The Day Sussex Died

In advance of tomorrow’s sombre commemorations of the centenary of the start of the Battle of the Somme, I thought I’d write a short preliminary piece about a related centenary to be marked today, 30th June 2016.

On this day in 1916 there took place the Battle of the Boar’s Head, the name given to a German salient near Richebourg-l’Avoué in the Pas de Calais region. This battle is remembered locally here in Brighton as The Day Sussex Died. The following brief account is based on the wikipedia article.

The attack on the Boar’s Head was launched on 30 June 1916, as an attempt to divert German attention from the Battle of the Somme which was to begin on the following day, 1 July. The attack was conducted by the 11th, 12th and 13th (Southdowns) Battalions of the Royal Sussex Regiment, part of the 116th Southdowns Brigade of the 39th Division.

A preliminary bombardment and wire-cutting by the artillery commenced on the afternoon of 29 June and was reported to be very effective. The final bombardment commenced shortly before 3:00 a.m. and the 12th and 13th battalions went over the top (most for the first time) shortly afterwards, the 11th Battalion providing carrying parties. The guns lifted their fire off the German front trench and put down an intense barrage in support. The infantry reached the German trenches, bombing and bayoneting their way into the German front line trench and held it for about four hours.

The second trench was captured and held for only half an hour, during which several counter-attacks were repulsed and then the raiders withdrew, because of a shortage of ammunition and mounting casualties. The German support position was not reached by the infantry, because the German defensive tactics included shelling trenches where the British had gained a foothold.

In fewer than five hours the three Southdowns Battalions of the Royal Sussex lost 17 officers and 349 men killed, including 12 sets of brothers, three from one family. A further 1,000 men were wounded or taken prisoner.

The corps commander looked upon the attack as a raid and considered it to be successful.
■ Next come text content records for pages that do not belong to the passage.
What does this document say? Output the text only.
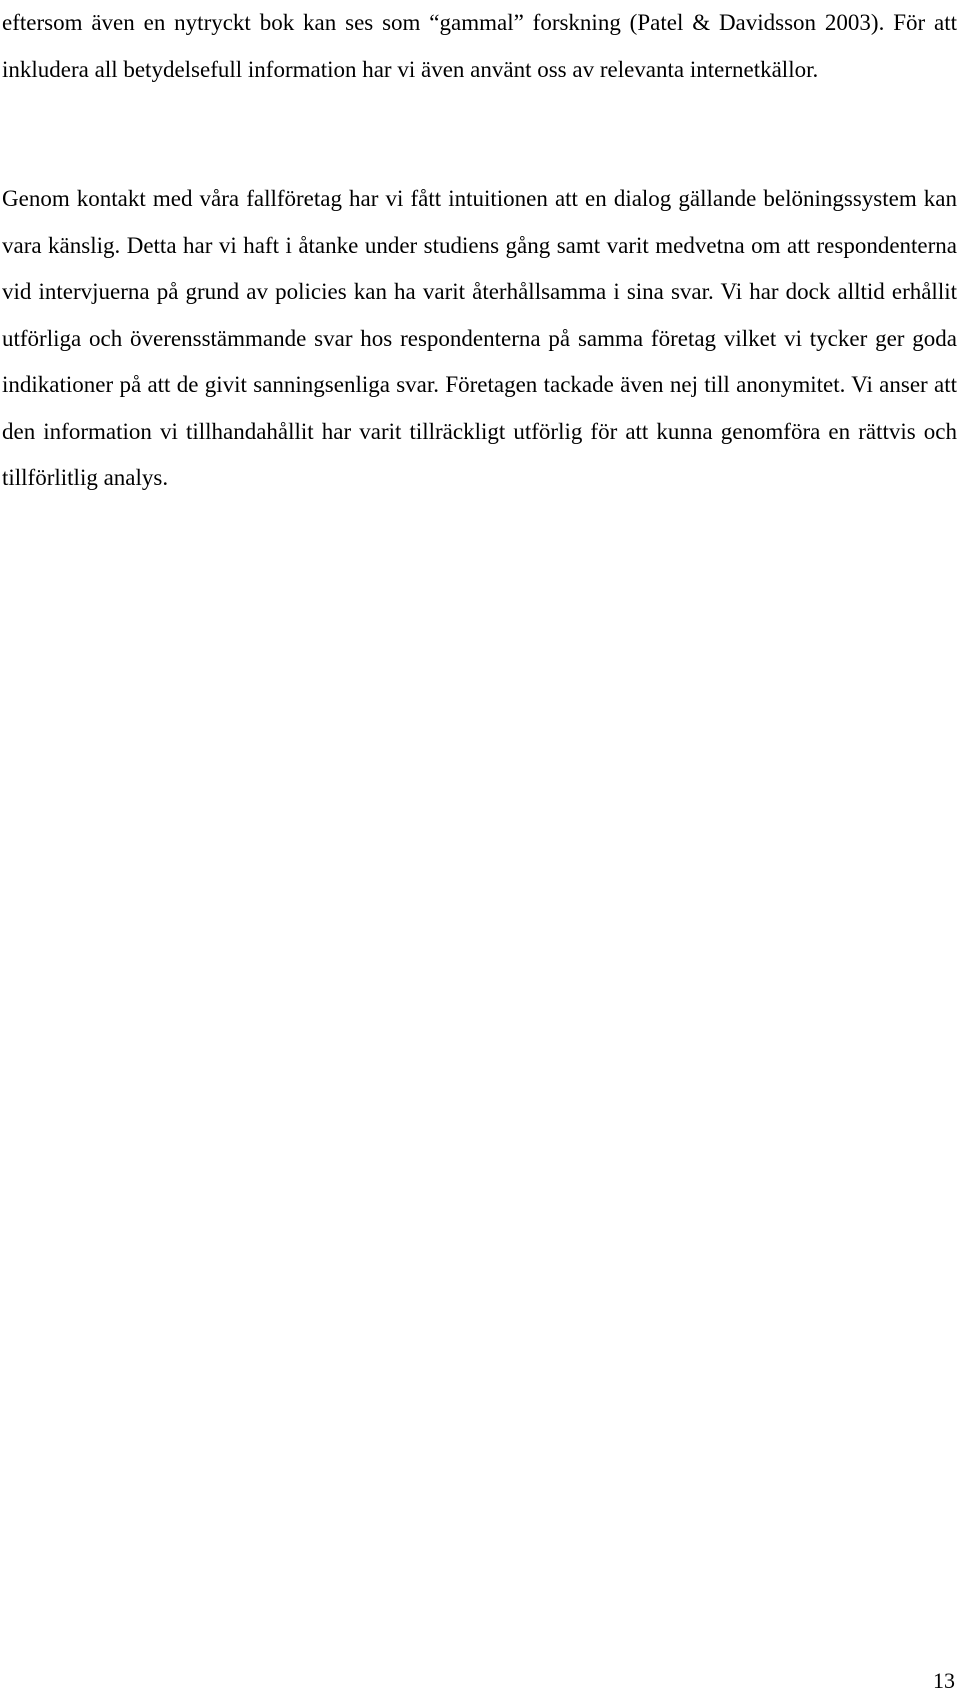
eftersom även en nytryckt bok kan ses som “gammal” forskning (Patel & Davidsson 2003). För att inkludera all betydelsefull information har vi även använt oss av relevanta internetkällor.

Genom kontakt med våra fallföretag har vi fått intuitionen att en dialog gällande belöningssystem kan vara känslig. Detta har vi haft i åtanke under studiens gång samt varit medvetna om att respondenterna vid intervjuerna på grund av policies kan ha varit återhållsamma i sina svar. Vi har dock alltid erhållit utförliga och överensstämmande svar hos respondenterna på samma företag vilket vi tycker ger goda indikationer på att de givit sanningsenliga svar. Företagen tackade även nej till anonymitet. Vi anser att den information vi tillhandahållit har varit tillräckligt utförlig för att kunna genomföra en rättvis och tillförlitlig analys.

13
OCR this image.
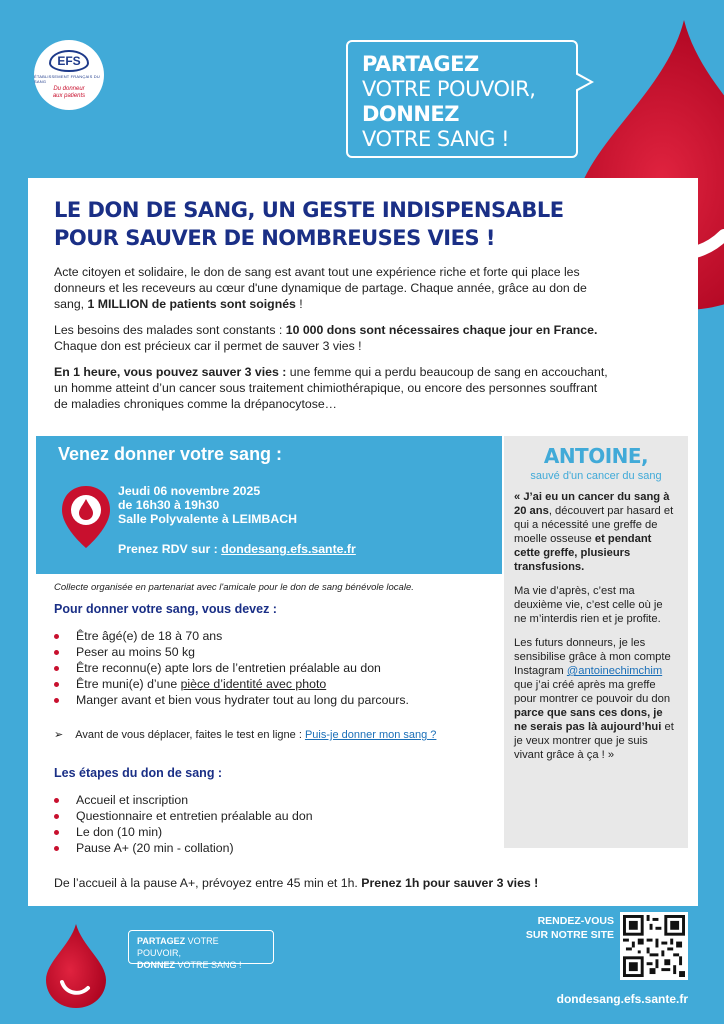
EFS
ÉTABLISSEMENT FRANÇAIS DU SANG
Du donneur
aux patients
PARTAGEZ
VOTRE POUVOIR,
DONNEZ
VOTRE SANG !
LE DON DE SANG, UN GESTE INDISPENSABLE
POUR SAUVER DE NOMBREUSES VIES !

Acte citoyen et solidaire, le don de sang est avant tout une expérience riche et forte qui place les donneurs et les receveurs au cœur d'une dynamique de partage. Chaque année, grâce au don de sang, 1 MILLION de patients sont soignés !

Les besoins des malades sont constants : 10 000 dons sont nécessaires chaque jour en France. Chaque don est précieux car il permet de sauver 3 vies !

En 1 heure, vous pouvez sauver 3 vies : une femme qui a perdu beaucoup de sang en accouchant, un homme atteint d’un cancer sous traitement chimiothérapique, ou encore des personnes souffrant de maladies chroniques comme la drépanocytose…

Venez donner votre sang :
Jeudi 06 novembre 2025
de 16h30 à 19h30
Salle Polyvalente à LEIMBACH
Prenez RDV sur : dondesang.efs.sante.fr
Collecte organisée en partenariat avec l'amicale pour le don de sang bénévole locale.
Pour donner votre sang, vous devez :
Être âgé(e) de 18 à 70 ans
Peser au moins 50 kg
Être reconnu(e) apte lors de l’entretien préalable au don
Être muni(e) d’une pièce d’identité avec photo
Manger avant et bien vous hydrater tout au long du parcours.
➢ Avant de vous déplacer, faites le test en ligne : Puis-je donner mon sang ?
Les étapes du don de sang :
Accueil et inscription
Questionnaire et entretien préalable au don
Le don (10 min)
Pause A+ (20 min - collation)
De l’accueil à la pause A+, prévoyez entre 45 min et 1h. Prenez 1h pour sauver 3 vies !
ANTOINE,
sauvé d'un cancer du sang

« J’ai eu un cancer du sang à 20 ans, découvert par hasard et qui a nécessité une greffe de moelle osseuse et pendant cette greffe, plusieurs transfusions.

Ma vie d’après, c’est ma deuxième vie, c’est celle où je ne m’interdis rien et je profite.

Les futurs donneurs, je les sensibilise grâce à mon compte Instagram @antoinechimchim que j’ai créé après ma greffe pour montrer ce pouvoir du don parce que sans ces dons, je ne serais pas là aujourd’hui et je veux montrer que je suis vivant grâce à ça ! »

PARTAGEZ VOTRE POUVOIR,
DONNEZ VOTRE SANG !
RENDEZ-VOUS
SUR NOTRE SITE
dondesang.efs.sante.fr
Here is a photograph of A Company of the 13th Battalion of the Royal Sussex Regiment, taken shortly before the battle; by its end, over 80% of these men were dead.

BoarsHead

The losses at the Boar’s Head were shortly to be dwarfed by the horrendous scale of the slaughter on the Somme, but their impact  on families and indeed whole villages in rural Sussex was devastating.  Those who lost their lives in armed conflict should never been forgotten, nor should their sacrifices be appropriated for political ends.

Lest we forget.

 

2 Responses to “The Day Sussex Died”

  1. Anton Garrett Says:

    I don’t see how it can have been an attempt to divert German attention from the Somme where the Allies were planning a big attack the next day, because the Somme attack was preceded by days of intensive artillery barrage – something which always presaged an attack. But yes, Lest We Forget.

    • telescoper Says:

      It was meant to keep the Germans guessing as to what the main point of attack would be. This battle was also preceded by heavy artillery bombardment. I guess the idea was to draw reserve units of the German army into incorrect positions.